Super Tribes Review: A Splendid Little War

The Good

Very easy to learn the basics.

Free of tacky IAPs that pollute other strategy games.

The Bad

Doesn't save personal scores.

Only one game mode.

I’ve long maintained that the best mobile games are the ones that can be played in short bursts, whenever the player has a few minutes of downtime throughout their day. With the exception of Hearthstone, long drawn-out, strategic games never really appealed to me on mobile devices.

Super Tribes was the first, turn-based strategy title since Hearthstone that has managed to suck me into its lengthy, strategic gameplay sessions. The game has some easily-addressable flaws, but the large portion of my time in Super Tribes was positively positive.

super tribes review

Right from the start, Super Tribes is a breath of fresh air. When I told you that Super Tribes is a strategy game for mobile devices, you no doubt pictured a main menu saturated with all sorts of ways to spend money in the game, wait timers, and other common gimmicks found in nearly every free-to-play mobile strategy game. None of this is present in Super Tribes. The only IAP option I saw was the option to purchase another nation to play as; an alternative that does not change the game in any outlandish way as the difference between nations (beyond appearance) is they each start with a different technology unlocked from the start.

The rest of the game is just as straight forward.

In no time, Super Tribes had me clearing forests, draining the seas of fish, conquering villages and turning them into prosperous cities under my banner, and marching armies across my borders to conquer my neighbors. Super Tribes might be a pocket-sized game, but it sure did a great job making me feel mighty.

Super Tribes review
The game ends after 30 turns, whether you want it to or not.

If only it did a better job allowing me to track my mighty conquests. When the turn-limited rounds end, the game tallied up a final score that it pulled from a handful of different factors. Then it flashes up the high scores of the best players in the game. From there players are taken back to the main screen, and unless they have a particularly good memory (or wrote it down) their score is forever lost to them. The game, for whatever reason, just does not keep track of the player’s score. This seems like a bizarre oversight in a game that puts so much emphasis on its scoring.

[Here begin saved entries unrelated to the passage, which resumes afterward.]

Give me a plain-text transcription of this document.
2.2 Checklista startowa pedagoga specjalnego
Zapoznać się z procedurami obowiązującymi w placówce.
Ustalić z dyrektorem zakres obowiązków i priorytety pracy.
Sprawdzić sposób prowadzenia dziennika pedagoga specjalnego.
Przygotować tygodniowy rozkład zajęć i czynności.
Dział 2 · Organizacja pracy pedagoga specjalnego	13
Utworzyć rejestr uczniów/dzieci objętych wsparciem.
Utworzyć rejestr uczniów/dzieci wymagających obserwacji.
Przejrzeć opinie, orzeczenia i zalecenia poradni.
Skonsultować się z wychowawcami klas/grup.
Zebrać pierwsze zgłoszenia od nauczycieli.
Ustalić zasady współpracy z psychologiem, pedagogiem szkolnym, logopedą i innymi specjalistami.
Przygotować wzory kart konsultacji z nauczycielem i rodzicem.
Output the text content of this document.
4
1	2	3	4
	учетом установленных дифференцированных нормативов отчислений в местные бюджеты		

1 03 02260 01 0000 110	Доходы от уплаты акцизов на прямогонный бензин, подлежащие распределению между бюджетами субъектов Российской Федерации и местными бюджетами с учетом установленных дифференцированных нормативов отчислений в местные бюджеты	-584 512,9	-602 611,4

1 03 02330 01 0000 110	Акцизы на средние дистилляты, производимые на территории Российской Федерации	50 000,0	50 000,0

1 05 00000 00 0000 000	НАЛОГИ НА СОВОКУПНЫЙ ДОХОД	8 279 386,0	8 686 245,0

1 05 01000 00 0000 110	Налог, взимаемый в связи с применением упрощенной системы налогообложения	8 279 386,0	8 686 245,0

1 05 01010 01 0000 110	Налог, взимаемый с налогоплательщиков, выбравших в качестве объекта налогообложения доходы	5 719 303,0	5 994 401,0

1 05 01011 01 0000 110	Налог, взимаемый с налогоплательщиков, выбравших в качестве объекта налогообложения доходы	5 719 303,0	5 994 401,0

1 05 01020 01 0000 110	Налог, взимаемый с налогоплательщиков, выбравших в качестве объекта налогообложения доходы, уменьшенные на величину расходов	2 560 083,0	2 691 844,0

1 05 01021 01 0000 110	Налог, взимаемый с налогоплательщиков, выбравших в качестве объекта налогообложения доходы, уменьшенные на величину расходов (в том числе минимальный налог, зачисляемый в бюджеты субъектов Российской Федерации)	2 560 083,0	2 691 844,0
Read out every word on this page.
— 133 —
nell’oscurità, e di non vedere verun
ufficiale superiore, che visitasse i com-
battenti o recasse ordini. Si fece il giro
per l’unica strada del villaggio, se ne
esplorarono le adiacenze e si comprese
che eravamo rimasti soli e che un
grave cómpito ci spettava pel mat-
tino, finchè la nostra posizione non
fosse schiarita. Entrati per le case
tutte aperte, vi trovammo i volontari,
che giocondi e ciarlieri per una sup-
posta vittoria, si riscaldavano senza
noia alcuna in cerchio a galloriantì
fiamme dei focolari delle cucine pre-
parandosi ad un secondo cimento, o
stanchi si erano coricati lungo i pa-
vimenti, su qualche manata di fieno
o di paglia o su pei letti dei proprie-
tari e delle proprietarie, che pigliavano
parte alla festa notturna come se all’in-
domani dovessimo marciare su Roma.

I also found it odd that Super Tribes has just one game mode, and apart from the difficulty level, number of opponents, and a selection of nations to begin as, there are no options to customize the game. The entire game, no matter what, ends after 30 turns. More times than I can count, I was building up momentum as I pushed my troops across the map, battled over cities, siphoned as many resources as I could from the land — and then the game would just end.

Not being able to keep track of my scores, and not being able to push beyond the 30 turns (I was only able to fully defeat my opponents on the rather brainless, “Easy” difficulty setting) took a good deal of satisfaction out of Super Tribes. Fortunately, these two issues are easy to fix on the developer’s end of things, but it remains to be seen whether or not these issues will be addressed in upcoming patches.

As it stands right now though, if you’re a fan of Civilization-type games and are looking for a simplified version to play on the go, you won’t regret giving Super Tribes a shot. Without the dense rules and minute details that these sorts of strategy games usually employ, Super Tribes leaves the door open for players new to the genre to come in and see what the game is all about, hopefully leaving as a fan.